Go ahead, judge a cat by its color: it might just save you from scratch marks.
People have long believed that a cat’s personality is linked to the color of its fur. Some of this is just silly stigma: for example, black cats are less likely to be adopted than cats of any other color, due to the ridiculous association between black cats and witchcraft dating back to the Middle Ages. (Luckily, there are advocates for black cats out there fighting the good fight.)
However, we are getting closer to there being scientific proof that cats of a different color might actually be more inclined to be hostile; veterinary scientists at the University of California, Davis, have worked to find solid evidence to support this hypothesis.
According to Independent, the scientists- who published their findings in the Journal of Applied Animal Welfare Science– used an online survey to engage with cat owners and test what they called a “common assumption” that female calicos are more aggressive towards people.
The survey asked the 1,274 cat owners who responded to report regarding how frequently their cat got aggressive during everyday interactions, as well as when being handled, and on trips to the vet.
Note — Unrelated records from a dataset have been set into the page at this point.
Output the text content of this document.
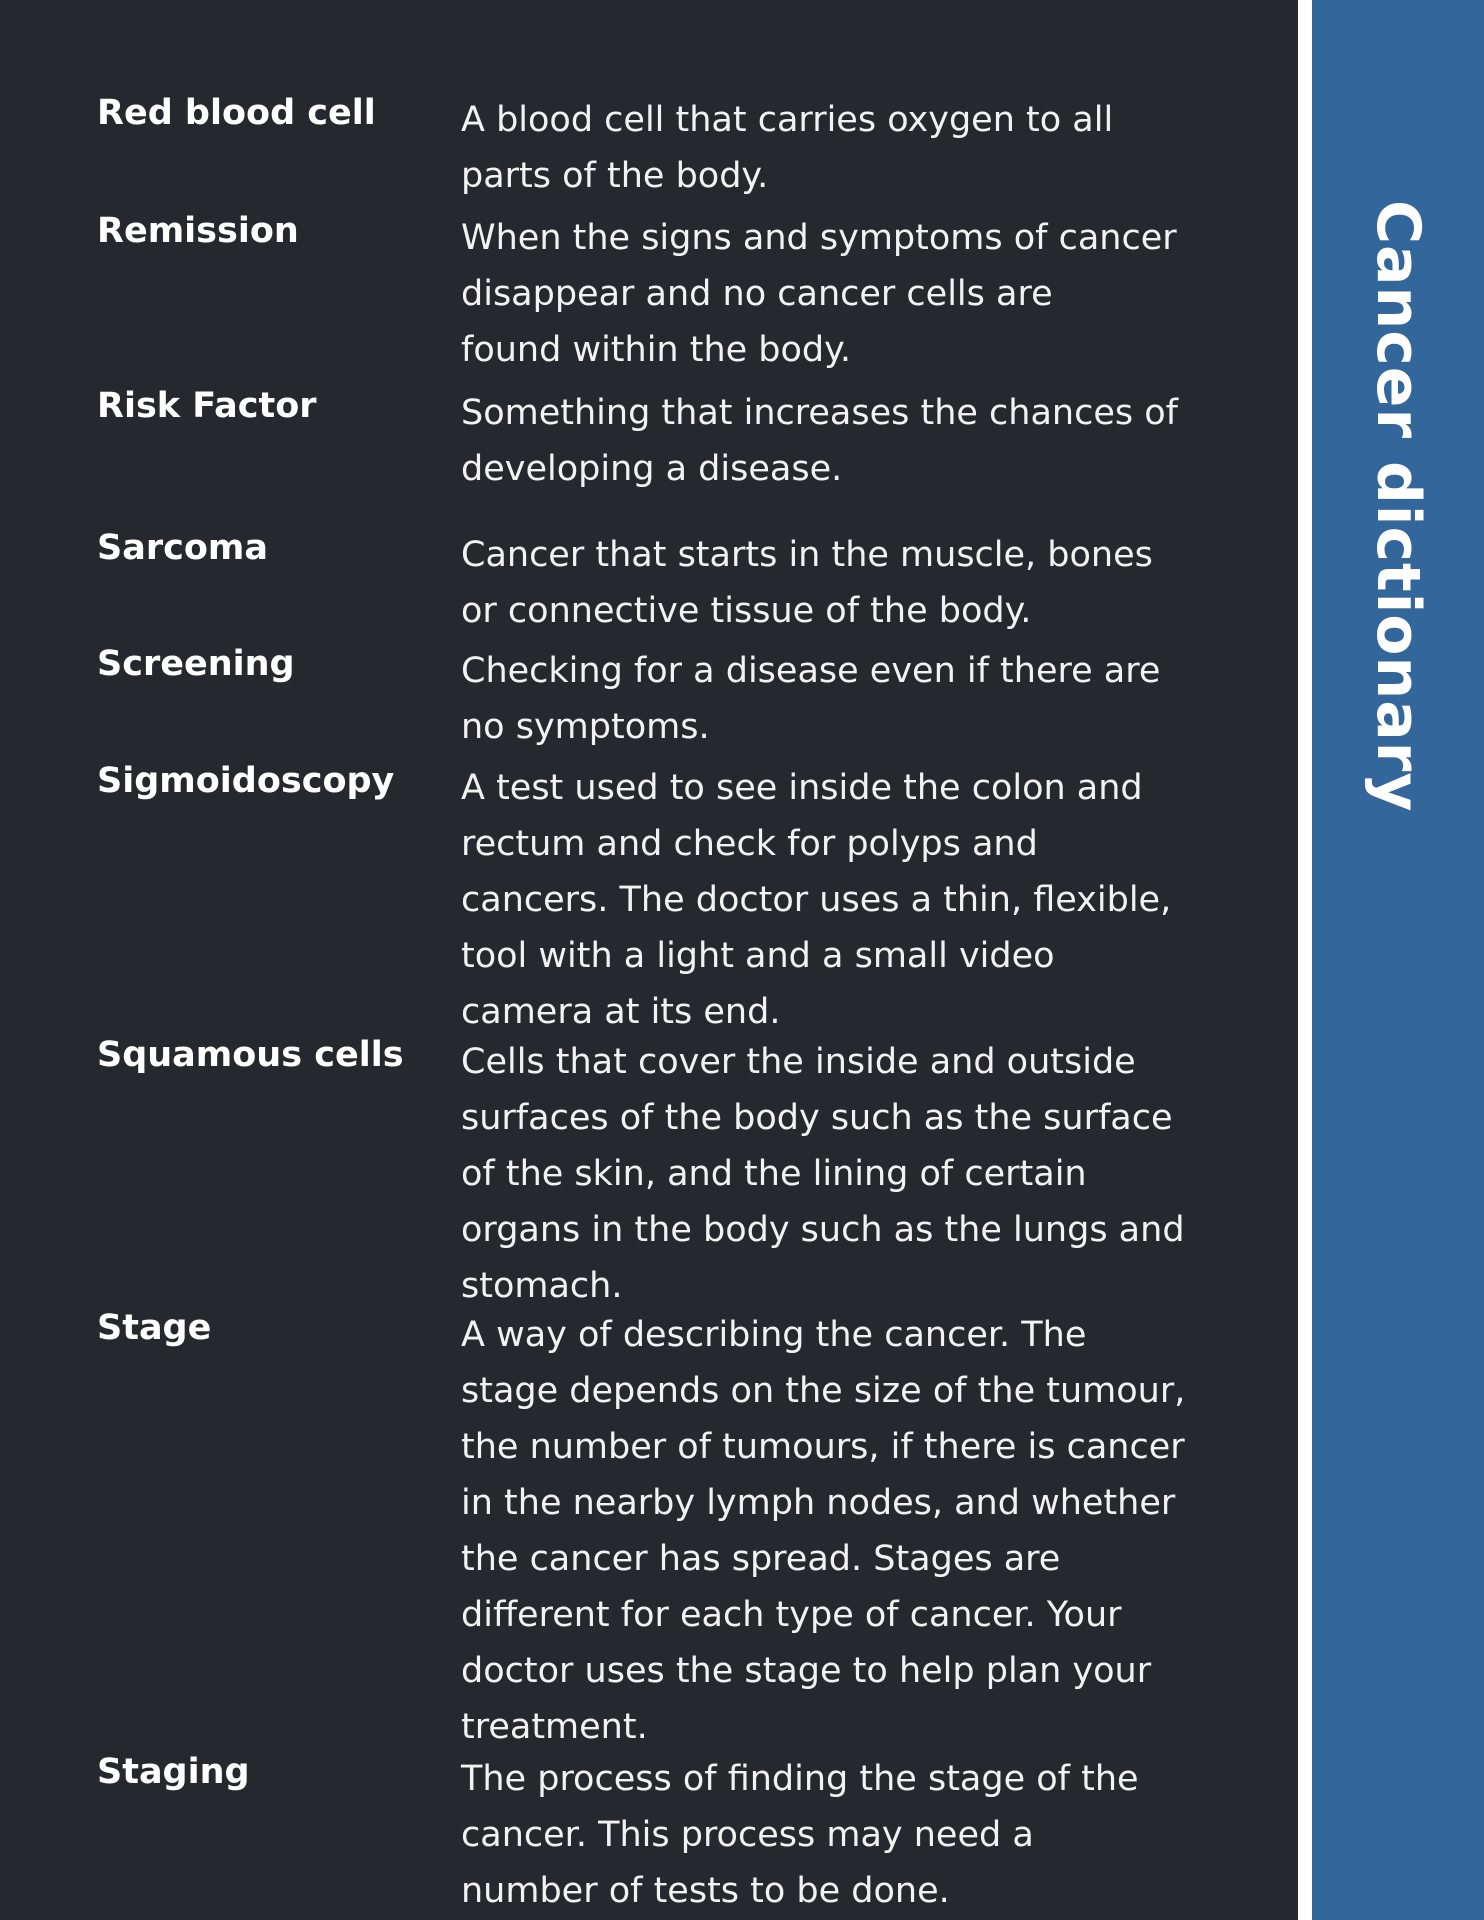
Red blood cell	A blood cell that carries oxygen to all
parts of the body.
Remission	When the signs and symptoms of cancer
disappear and no cancer cells are
found within the body.
Risk Factor	Something that increases the chances of
developing a disease.
Sarcoma	Cancer that starts in the muscle, bones
or connective tissue of the body.
Screening	Checking for a disease even if there are
no symptoms.
Sigmoidoscopy	A test used to see inside the colon and
rectum and check for polyps and
cancers. The doctor uses a thin, flexible,
tool with a light and a small video
camera at its end.
Squamous cells	Cells that cover the inside and outside
surfaces of the body such as the surface
of the skin, and the lining of certain
organs in the body such as the lungs and
stomach.
Stage	A way of describing the cancer. The
stage depends on the size of the tumour,
the number of tumours, if there is cancer
in the nearby lymph nodes, and whether
the cancer has spread. Stages are
different for each type of cancer. Your
doctor uses the stage to help plan your
treatment.
Staging	The process of finding the stage of the
cancer. This process may need a
number of tests to be done.
Cancer dictionary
The cat owners also had to rate the degree of their cat’s hostility; with these answers, scientists were able to give each cat a rating on an aggression scale (we may or may not have had friends and family give us similar ratings when we were hangry).
When the scientists compared the results, they found something relatively surprising: there was evidence to back up the reputation of female calicos. They also found that black-and-white cats were especially aggressive when handled (and therefore have probably done some scratch/ bite damage to their human counterparts), while gray-and-white cats got particularly upset when visiting the vet.
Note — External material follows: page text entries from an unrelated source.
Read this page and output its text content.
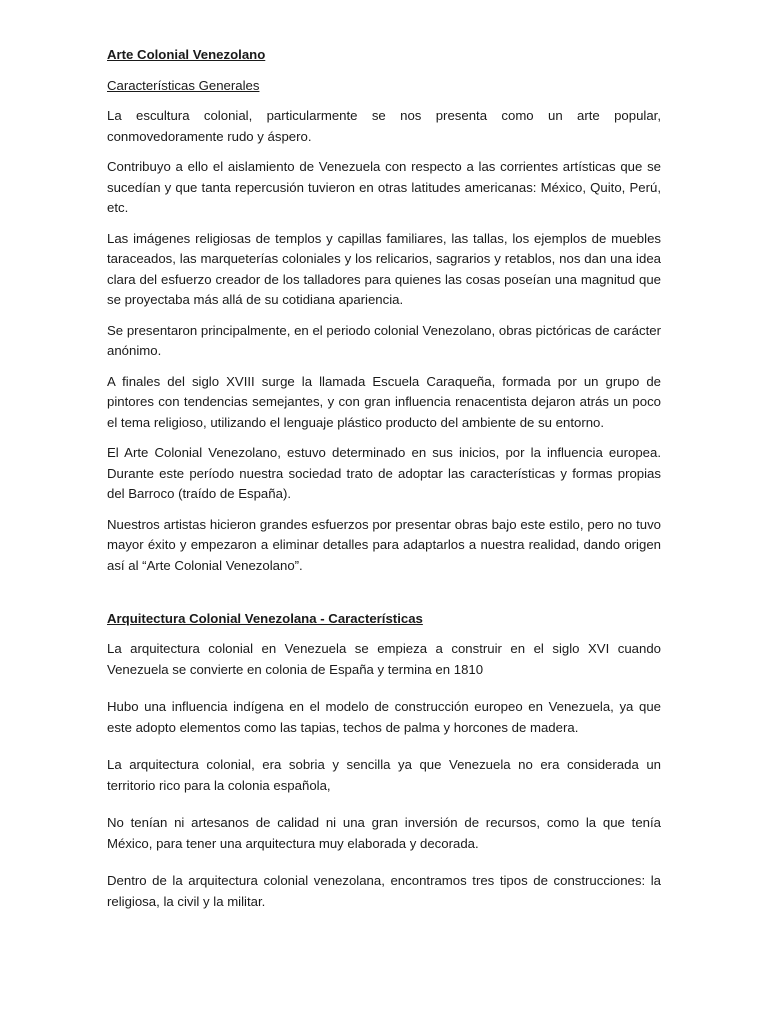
Arte Colonial Venezolano
Características Generales

La escultura colonial, particularmente se nos presenta como un arte popular, conmovedoramente rudo y áspero.

Contribuyo a ello el aislamiento de Venezuela con respecto a las corrientes artísticas que se sucedían y que tanta repercusión tuvieron en otras latitudes americanas: México, Quito, Perú, etc.

Las imágenes religiosas de templos y capillas familiares, las tallas, los ejemplos de muebles taraceados, las marqueterías coloniales y los relicarios, sagrarios y retablos, nos dan una idea clara del esfuerzo creador de los talladores para quienes las cosas poseían una magnitud que se proyectaba más allá de su cotidiana apariencia.

Se presentaron principalmente, en el periodo colonial Venezolano, obras pictóricas de carácter anónimo.

A finales del siglo XVIII surge la llamada Escuela Caraqueña, formada por un grupo de pintores con tendencias semejantes, y con gran influencia renacentista dejaron atrás un poco el tema religioso, utilizando el lenguaje plástico producto del ambiente de su entorno.

El Arte Colonial Venezolano, estuvo determinado en sus inicios, por la influencia europea. Durante este período nuestra sociedad trato de adoptar las características y formas propias del Barroco (traído de España).

Nuestros artistas hicieron grandes esfuerzos por presentar obras bajo este estilo, pero no tuvo mayor éxito y empezaron a eliminar detalles para adaptarlos a nuestra realidad, dando origen así al “Arte Colonial Venezolano”.

Arquitectura Colonial Venezolana - Características

La arquitectura colonial en Venezuela se empieza a construir en el siglo XVI cuando Venezuela se convierte en colonia de España y termina en 1810

Hubo una influencia indígena en el modelo de construcción europeo en Venezuela, ya que este adopto elementos como las tapias, techos de palma y horcones de madera.

La arquitectura colonial, era sobria y sencilla ya que Venezuela no era considerada un territorio rico para la colonia española,

No tenían ni artesanos de calidad ni una gran inversión de recursos, como la que tenía México, para tener una arquitectura muy elaborada y decorada.

Dentro de la arquitectura colonial venezolana, encontramos tres tipos de construcciones: la religiosa, la civil y la militar.
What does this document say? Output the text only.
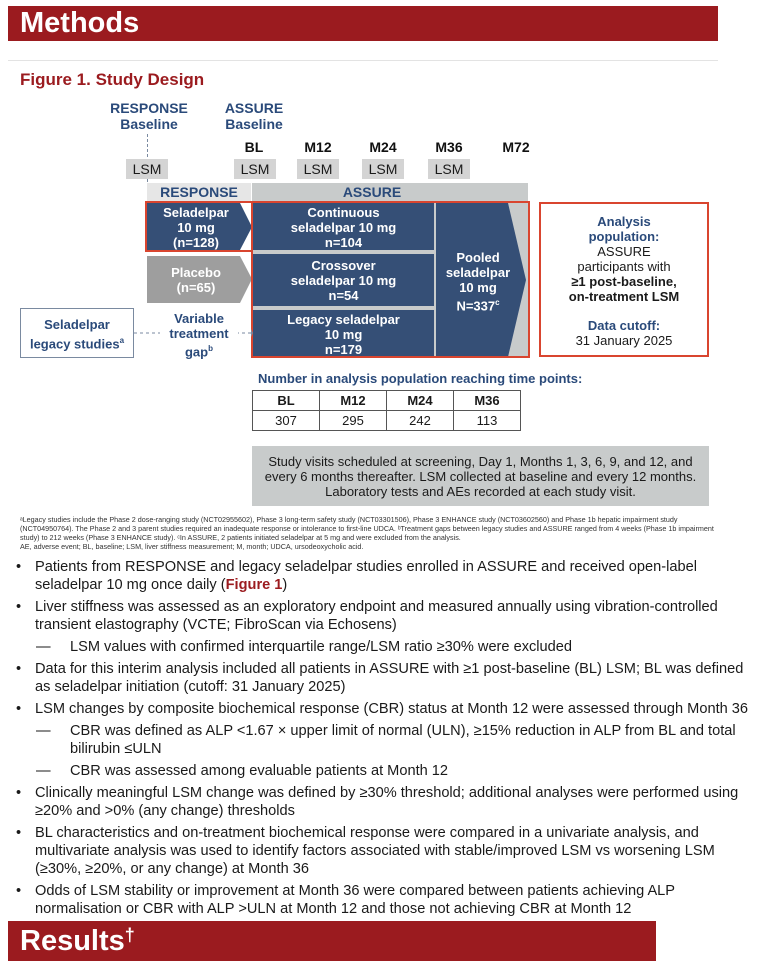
Methods
Figure 1. Study Design
RESPONSE
Baseline
ASSURE
Baseline
BL	M12	M24	M36	M72
LSM	LSM	LSM	LSM	LSM
RESPONSE	ASSURE
Seladelpar
10 mg
(n=128)
Placebo
(n=65)
Continuous
seladelpar 10 mg
n=104
Crossover
seladelpar 10 mg
n=54
Legacy seladelpar
10 mg
n=179
Pooled
seladelpar
10 mg
$N=337^c$
Seladelpar
legacy studies$^a$
Variable
treatment
gap$^b$
Analysis
population:
ASSURE
participants with
≥1 post-baseline,
on-treatment LSM
Data cutoff:
31 January 2025
Number in analysis population reaching time points:
BL	M12	M24	M36
307	295	242	113
Study visits scheduled at screening, Day 1, Months 1, 3, 6, 9, and 12, and every 6 months thereafter. LSM collected at baseline and every 12 months. Laboratory tests and AEs recorded at each study visit.
ᵃLegacy studies include the Phase 2 dose-ranging study (NCT02955602), Phase 3 long-term safety study (NCT03301506), Phase 3 ENHANCE study (NCT03602560) and Phase 1b hepatic impairment study (NCT04950764). The Phase 2 and 3 parent studies required an inadequate response or intolerance to first-line UDCA. ᵇTreatment gaps between legacy studies and ASSURE ranged from 4 weeks (Phase 1b impairment study) to 212 weeks (Phase 3 ENHANCE study). ᶜIn ASSURE, 2 patients initiated seladelpar at 5 mg and were excluded from the analysis.
AE, adverse event; BL, baseline; LSM, liver stiffness measurement; M, month; UDCA, ursodeoxycholic acid.
• Patients from RESPONSE and legacy seladelpar studies enrolled in ASSURE and received open-label seladelpar 10 mg once daily (Figure 1)
• Liver stiffness was assessed as an exploratory endpoint and measured annually using vibration-controlled transient elastography (VCTE; FibroScan via Echosens)
— LSM values with confirmed interquartile range/LSM ratio ≥30% were excluded
• Data for this interim analysis included all patients in ASSURE with ≥1 post-baseline (BL) LSM; BL was defined as seladelpar initiation (cutoff: 31 January 2025)
• LSM changes by composite biochemical response (CBR) status at Month 12 were assessed through Month 36
— CBR was defined as ALP <1.67 × upper limit of normal (ULN), ≥15% reduction in ALP from BL and total bilirubin ≤ULN
— CBR was assessed among evaluable patients at Month 12
• Clinically meaningful LSM change was defined by ≥30% threshold; additional analyses were performed using ≥20% and >0% (any change) thresholds
• BL characteristics and on-treatment biochemical response were compared in a univariate analysis, and multivariate analysis was used to identify factors associated with stable/improved LSM vs worsening LSM (≥30%, ≥20%, or any change) at Month 36
• Odds of LSM stability or improvement at Month 36 were compared between patients achieving ALP normalisation or CBR with ALP >ULN at Month 12 and those not achieving CBR at Month 12
Results†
However, female calicos (which are far more common than male calicos, since the genes for orange and black fur are both carried by X chromosomes and male cats only have one X chromosome) still “win” in the angry cat game: they’re the most likely to be aggressive in everyday interactions, meaning you never know when they’ll strike!
The study suggests that, if one wants to use these fur color findings to try to pick out an agreeable cat, black, grey, white, or tabby is the way to go. That said, our preferred method of picking out cats is to go to a rescue and ask volunteers which cat is the hands-down rescue favorite and take that little sweetheart home with us.